Late last week, the 110 Central Park South penthouse that the philanthropist Iris Cantor bought in 2006 for about $15 million went to contract, after its price was cut to $11.9 million. “Everybody likes to make money,” her broker A. Larry Kaiser IV has said, “but you become realistic.”
“If they have to sell, for whatever reason, they’re going to have to take the nasty pill and swallow it,” said Barbara Fox, the head of an eponymous boutique brokerage. “This is not a time when we put our head under a blanket … shielding ourselves from reality. This is real life now.”
Friday’s third deed was for Bruce Lisman, Bear Stearns’ former co-head of global equities. Two years ago he put his four-bedroom apartment at 923 Fifth Avenue on the market for $22.5 million, which came down to $19.75 million, then $18.95 million, then $16.75 million.
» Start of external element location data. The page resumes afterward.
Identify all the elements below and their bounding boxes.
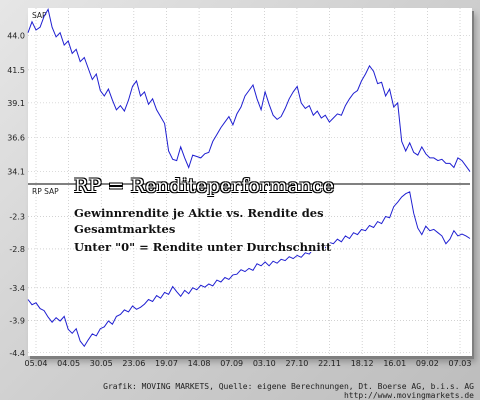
x-tick-label: 23.06 — [122, 359, 145, 368]
x-tick-label: 09.02 — [416, 359, 439, 368]
x-tick-label: 22.11 — [318, 359, 341, 368]
x-axis-ticks: 05.04 04.05 30.05 23.06 19.07 14.08 07.09 03.10… — [25, 359, 472, 368]
y-tick-label: -4.4 — [9, 349, 25, 358]
y-tick-label: -3.9 — [9, 316, 25, 325]
y-tick-label: 34.1 — [7, 168, 25, 177]
x-tick-label: 16.01 — [383, 359, 406, 368]
plot-area — [28, 8, 472, 356]
overlay-line-3: Unter "0" = Rendite unter Durchschnitt — [74, 240, 332, 254]
x-tick-label: 05.04 — [25, 359, 48, 368]
overlay-line-2: Gesamtmarktes — [74, 222, 176, 236]
y-tick-label: -2.3 — [9, 212, 25, 221]
sap-price-chart: 44.0 41.5 39.1 36.6 34.1 SAP — [7, 8, 471, 177]
x-tick-label: 07.03 — [449, 359, 472, 368]
y-tick-label: 44.0 — [7, 32, 25, 41]
overlay-title: RP = Renditeperformance — [74, 175, 335, 197]
x-tick-label: 04.05 — [57, 359, 80, 368]
y-tick-label: -3.4 — [9, 284, 25, 293]
x-tick-label: 18.12 — [351, 359, 374, 368]
x-tick-label: 03.10 — [253, 359, 276, 368]
rp-sap-series-label: RP SAP — [32, 187, 59, 196]
sap-series-line — [27, 8, 471, 172]
x-tick-label: 14.08 — [188, 359, 211, 368]
grid-layer — [28, 8, 470, 356]
y-tick-label: 41.5 — [7, 66, 25, 75]
y-tick-label: 36.6 — [7, 133, 25, 142]
rp-sap-chart: -2.3 -2.8 -3.4 -3.9 -4.4 RP SAP — [9, 187, 471, 358]
y-tick-label: -2.8 — [9, 245, 25, 254]
footer-credit: Grafik: MOVING MARKETS, Quelle: eigene B… — [103, 382, 474, 391]
x-tick-label: 27.10 — [285, 359, 308, 368]
y-tick-label: 39.1 — [7, 99, 25, 108]
footer-url: http://www.movingmarkets.de — [343, 391, 474, 400]
x-tick-label: 19.07 — [155, 359, 178, 368]
overlay-line-1: Gewinnrendite je Aktie vs. Rendite des — [74, 206, 324, 220]
x-tick-label: 07.09 — [220, 359, 243, 368]
rp-sap-series-line — [27, 191, 471, 348]
sap-series-label: SAP — [32, 11, 47, 20]
x-tick-label: 30.05 — [90, 359, 113, 368]
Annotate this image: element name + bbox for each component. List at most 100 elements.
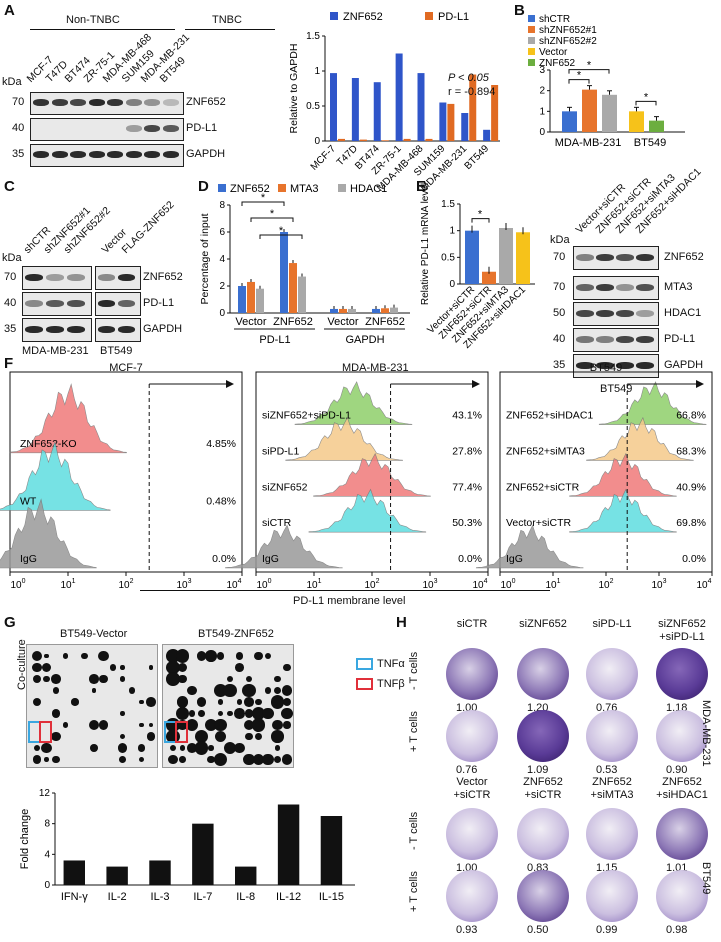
g-array-spot: [283, 721, 291, 729]
g-x-tick-label: IFN-γ: [61, 891, 88, 903]
g-array-spot: [139, 699, 144, 705]
g-x-tick-label: IL-15: [319, 891, 344, 903]
d-y-tick-label: 8: [219, 200, 225, 211]
e-band: [616, 284, 634, 291]
c-band: [25, 274, 43, 281]
d-sig-star: *: [270, 208, 275, 220]
b-legend-label: shZNF652#2: [539, 36, 597, 47]
g-array-spot: [213, 752, 228, 767]
g-array-spot: [187, 685, 197, 696]
a-band: [144, 99, 160, 106]
a-y-tick-label: 0.5: [306, 101, 320, 112]
g-array-spot: [128, 687, 136, 694]
d-sig-bracket: [259, 234, 303, 239]
g-array-spot: [273, 755, 282, 764]
f-histogram: [569, 452, 677, 497]
g-array-spot: [188, 710, 196, 717]
h-column-label: ZNF652 +siMTA3: [590, 776, 634, 801]
g-x-tick-label: IL-3: [151, 891, 170, 903]
d-x-tick-label: ZNF652: [365, 316, 405, 328]
e-band: [616, 254, 634, 261]
g-bar: [235, 866, 257, 885]
d-sig-bracket: [241, 201, 285, 206]
h-top-cell-label: MDA-MB-231: [700, 700, 712, 767]
h-plate: [656, 870, 708, 922]
d-bar: [330, 308, 338, 313]
f-histogram: [569, 488, 677, 533]
a-bar: [417, 73, 425, 141]
b-sig-star: *: [577, 70, 582, 82]
a-band: [88, 151, 105, 158]
g-bar: [149, 860, 171, 885]
d-sig-star: *: [279, 225, 284, 237]
e-band: [616, 362, 634, 369]
g-array-membrane: [162, 644, 294, 768]
g-array-spot: [120, 665, 125, 670]
f-histogram: [308, 488, 427, 533]
g-array-spot: [146, 697, 156, 707]
d-legend-label: HDAC1: [350, 183, 387, 195]
g-bar: [320, 816, 343, 885]
g-array-spot: [175, 649, 190, 663]
f-histogram: [294, 381, 413, 425]
f-row-label: ZNF652+siCTR: [506, 481, 580, 493]
g-array-spot: [148, 722, 154, 728]
group-bar-non-tnbc: [30, 29, 175, 30]
g-array-spot: [176, 696, 189, 708]
e-band: [616, 336, 634, 343]
g-array-spot: [51, 709, 61, 718]
f-row-label: IgG: [262, 553, 279, 565]
b-sig-star: *: [587, 60, 592, 72]
g-y-tick-label: 0: [44, 880, 50, 891]
group-label-tnbc: TNBC: [212, 14, 242, 26]
g-array-spot: [223, 683, 237, 698]
g-tnfb-box: [175, 721, 188, 743]
g-array-spot: [119, 733, 126, 740]
group-label-non-tnbc: Non-TNBC: [66, 14, 120, 26]
g-array-spot: [207, 755, 215, 764]
e-y-tick-label: 1: [449, 226, 455, 237]
d-x-tick-label: Vector: [327, 316, 359, 328]
g-x-tick-label: IL-7: [193, 891, 212, 903]
g-array-spot: [120, 711, 125, 716]
d-y-tick-label: 6: [219, 227, 225, 238]
f-row-label: IgG: [506, 553, 523, 565]
d-bar: [280, 232, 288, 313]
g-array-spot: [88, 719, 100, 731]
g-array-spot: [166, 672, 180, 686]
f-gate-arrowhead: [696, 380, 704, 388]
g-array-spot: [98, 720, 109, 730]
g-array-spot: [245, 732, 253, 741]
g-array-spot: [282, 697, 292, 707]
c-band: [98, 300, 115, 307]
panel-f-label: F: [4, 355, 14, 372]
h-column-label: siZNF652: [519, 618, 567, 630]
g-array-spot: [81, 652, 88, 660]
e-band: [636, 336, 654, 343]
g-array-spot: [117, 743, 128, 753]
h-plate-value: 0.93: [456, 924, 478, 936]
f-histogram: [313, 452, 431, 497]
b-legend-swatch: [528, 48, 535, 55]
g-bar: [63, 860, 85, 885]
e-band: [576, 254, 594, 261]
a-band: [33, 99, 49, 106]
h-plate-value: 0.98: [666, 924, 688, 936]
g-y-tick-label: 4: [44, 849, 50, 860]
g-array-spot: [281, 754, 293, 765]
h-plate: [517, 808, 569, 860]
g-array-spot: [198, 710, 205, 717]
a-bar: [439, 102, 447, 141]
a-bar: [461, 113, 469, 141]
f-row-pct: 66.8%: [676, 410, 706, 422]
b-legend-swatch: [528, 26, 535, 33]
f-x-tick-label: 101: [60, 578, 75, 591]
g-array-spot: [281, 685, 293, 696]
h-column-label: ZNF652 +siHDAC1: [656, 776, 708, 801]
a-bar: [351, 78, 359, 141]
g-array-spot: [252, 707, 265, 720]
f-row-pct: 0.0%: [682, 553, 706, 565]
f-row-pct: 0.0%: [212, 553, 236, 565]
f-histogram: [285, 416, 403, 461]
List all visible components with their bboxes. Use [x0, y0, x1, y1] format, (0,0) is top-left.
The place sold this month for $12.8 million, less than the $13,125,000 he spent on it.
One of his brokers, Mary Beth Flynn, said that the sale “turned out to be a break-even situation,” but she would not explain how he made up for the $325,000. “The apartment was a bit too big for him. It was just time to move on; he was very Zen about it, he really was, and still is.”
He’s not the only finance type suffering. Ramesh Singh, the former global head of mortgage-backed securities at UBS, which he left last year, has been marketing a 7,234-square-foot maisonette at 823 Park Avenue for exactly a year. He reportedly paid $20 million, and once wanted $24.75 million. Even though the tag came down in May to $14.5 million, the apartment hasn’t sold.
Meanwhile, Mr. Eisman’s family is looking for something larger. “Selling at a loss can be a very smart transaction, because this is a very good market to upgrade in,” said John Burger, a Brown Harris Stevens managing director. “It’s a very, very smart move to take a loss on an asset of lesser value—and upgrade.”